Мысленно усмехнулся. Каждый год на 1 апреля наши шутники меняли её на «Водочная», выбрасывая две лишние буквы, а одну переставляя на «нужное» место. Дурость конечно, но… дуракам закон не писан. Один раз, помнится, троица таких «шутников» решила приколоться по-взрослому. Замкнули ночью семафор на переезде и принялись раскрашивать рельсы. Суриком, под цвет грунта. А на вопрос застукавшего их обходчика «Что это вы тут делаете? Кто приказал?» лишь отмахнулись с досадой: «Мужик, не мешай. Личное указание Гоги». Путеец проникся и мешать не стал.

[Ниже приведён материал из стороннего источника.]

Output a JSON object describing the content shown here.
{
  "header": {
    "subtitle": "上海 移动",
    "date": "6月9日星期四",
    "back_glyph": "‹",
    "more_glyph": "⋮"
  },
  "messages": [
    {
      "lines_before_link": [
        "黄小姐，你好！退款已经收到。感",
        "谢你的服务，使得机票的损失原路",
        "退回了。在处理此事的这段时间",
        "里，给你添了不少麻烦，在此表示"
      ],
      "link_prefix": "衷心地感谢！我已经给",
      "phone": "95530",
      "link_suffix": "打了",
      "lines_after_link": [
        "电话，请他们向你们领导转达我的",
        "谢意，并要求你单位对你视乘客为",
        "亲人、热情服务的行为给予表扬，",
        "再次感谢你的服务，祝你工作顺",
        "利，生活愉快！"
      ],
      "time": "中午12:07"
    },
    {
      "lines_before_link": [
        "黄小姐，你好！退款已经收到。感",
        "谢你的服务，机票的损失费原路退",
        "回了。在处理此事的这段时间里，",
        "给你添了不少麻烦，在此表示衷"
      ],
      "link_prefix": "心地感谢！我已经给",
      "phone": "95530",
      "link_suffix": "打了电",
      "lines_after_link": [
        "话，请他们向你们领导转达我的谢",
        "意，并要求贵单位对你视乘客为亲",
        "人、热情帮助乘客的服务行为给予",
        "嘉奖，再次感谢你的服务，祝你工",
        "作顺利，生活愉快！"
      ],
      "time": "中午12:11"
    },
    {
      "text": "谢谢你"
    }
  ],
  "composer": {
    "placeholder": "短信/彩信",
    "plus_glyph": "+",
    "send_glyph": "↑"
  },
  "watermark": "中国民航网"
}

Естественно, первая утренняя электричка остановилась перед переведённым в запрещённый режим семафором, а машинист тут же доложил по инстанции: «Горит красный. Пути разобраны». Железнодорожное сообщение по савёловской ветке оказалось прервано на четыре часа, пока не разобрались, в чём дело. Прямой ущерб – миллион или около этого. «Маляров» нашли. В тот же день. Одному дали три года условно, второму – два. Обоих отчислили. Третьему повезло больше – всего лишь исключили из комсомола. Он стоял на стрёме и в покраске непосредственного участия не принимал.

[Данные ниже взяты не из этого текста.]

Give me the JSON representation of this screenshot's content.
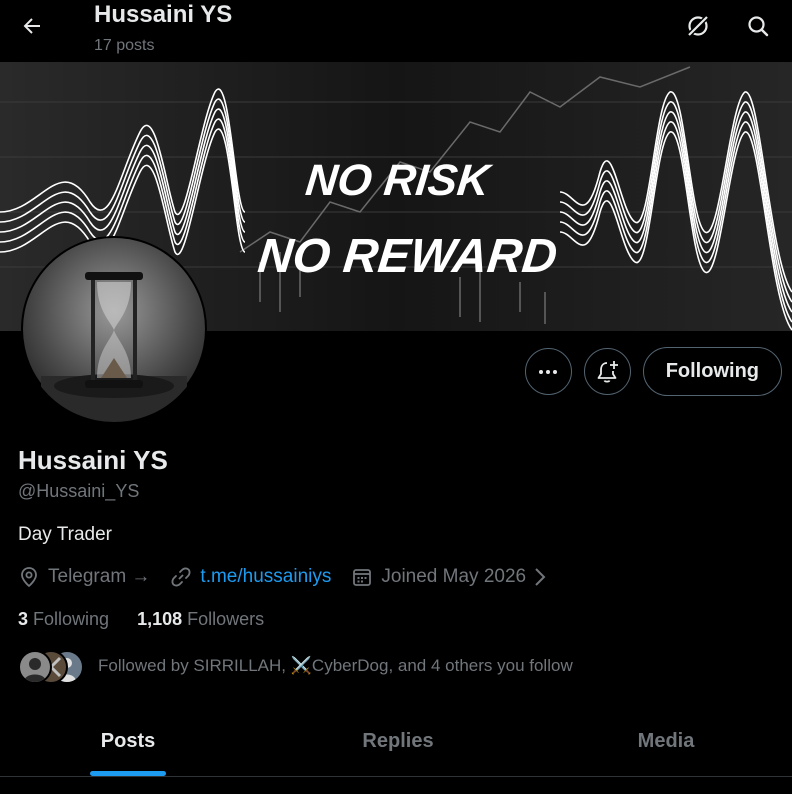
{
  "header": {
    "title": "Hussaini YS",
    "post_count": "17 posts"
  },
  "banner": {
    "line1": "NO RISK",
    "line2": "NO REWARD"
  },
  "actions": {
    "following_label": "Following"
  },
  "profile": {
    "name": "Hussaini YS",
    "handle": "@Hussaini_YS",
    "bio": "Day Trader",
    "location": "Telegram →",
    "website": "t.me/hussainiys",
    "joined": "Joined May 2026"
  },
  "stats": {
    "following_count": "3",
    "following_label": "Following",
    "followers_count": "1,108",
    "followers_label": "Followers"
  },
  "followed_by": {
    "text": "Followed by SIRRILLAH, ⚔️CyberDog, and 4 others you follow"
  },
  "tabs": [
    {
      "label": "Posts"
    },
    {
      "label": "Replies"
    },
    {
      "label": "Media"
    }
  ],
  "colors": {
    "accent": "#1d9bf0",
    "muted": "#71767b",
    "text": "#e7e9ea"
  }
}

Жаль, конечно, придурков, но… поделом. Каждая шутка имеет свои границы. Дура, как говорится, лекс…

* * *

Билет я купил только в один конец – обратный уже лежал в кармане, приобретённый на Савеловском вокзале три с лишним часа назад. Подумалось, что неплохо было бы взять месячный проездной, однако скидки для студентов и школьников ещё не действовали (учебный год начинался только через два дня) и, соответственно, пришлось бы платить полную цену. В итоге ограничился обычным талоном на поездку от третьей зоны до нулевой. Обошлось это удовольствие в двадцать копеек, в четыре раза дороже, чем на метро. Впрочем, метро сюда и через тридцать лет не дойдёт, поэтому и сожалеть не о чем.

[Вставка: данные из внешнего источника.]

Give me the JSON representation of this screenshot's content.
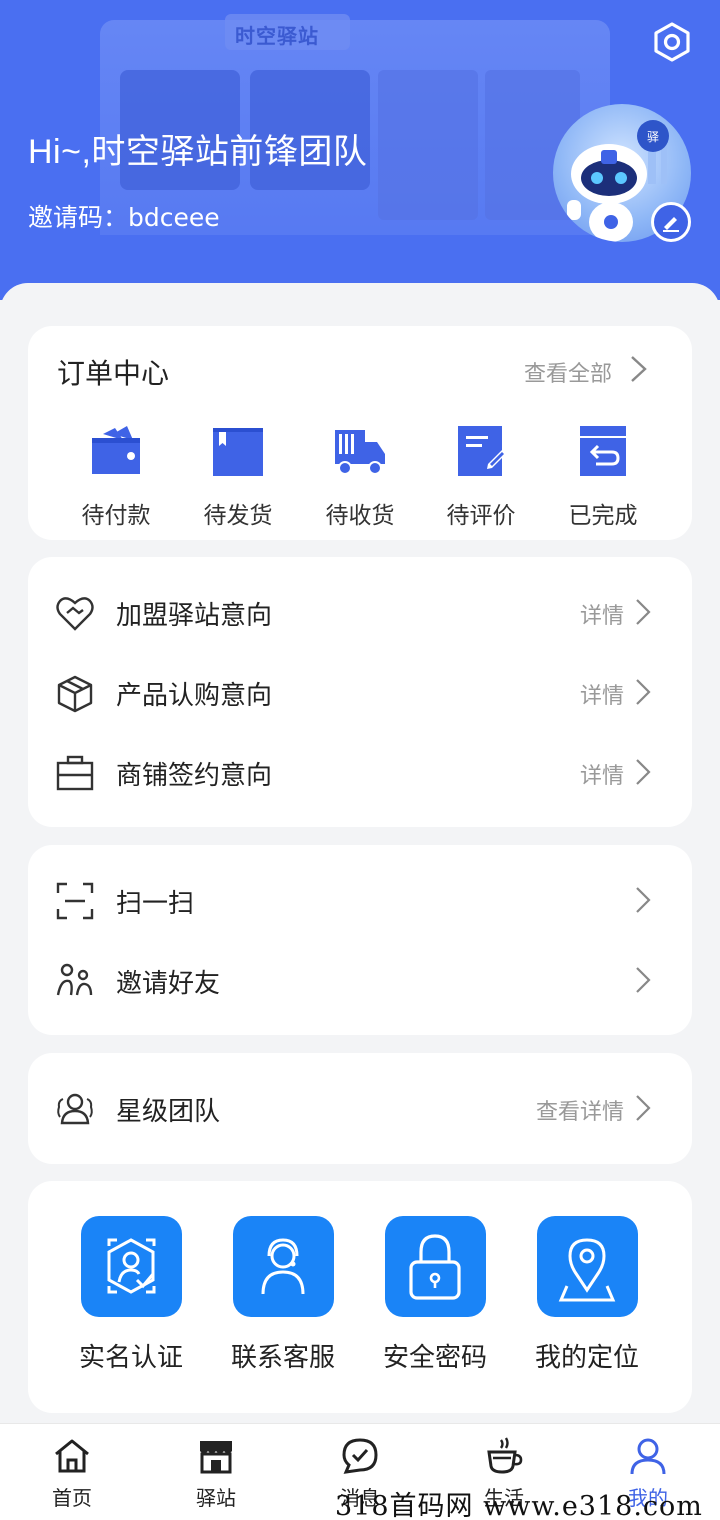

Народу в вагоне было немного. Электричка шла из Лобни, а не из Дубны или Дмитрова, и возвращающиеся домой дачники полностью оккупировать её не смогли, застряв со своими вёдрами, лопатами и корзинами на дальних подступах – между Икшей и Талдомом. Словом, сидячих мест оказалось в достатке, и до Москвы-Савёловской я доехал с комфортом, расположившись на деревянной лавке возле окна, разглядывая проплывающие мимо городские пейзажи. Лианозово, Бескудниково, Дегунино… Увы, платформу Тимирязевскую в 82-м ещё не построили, так же как и серую ветку подземки, связавшую в будущем центр со спальными районами северо-востока столицы. Радости живущим где-нибудь в Бибирево или Алтуфьево этот факт конечно не добавлял, вынуждая граждан пользоваться автобусными и железнодорожным маршрутами. Правда, сегодня жители первопрестольной особой транспортной активности не проявляли – воскресный день, на работу ехать не нужно.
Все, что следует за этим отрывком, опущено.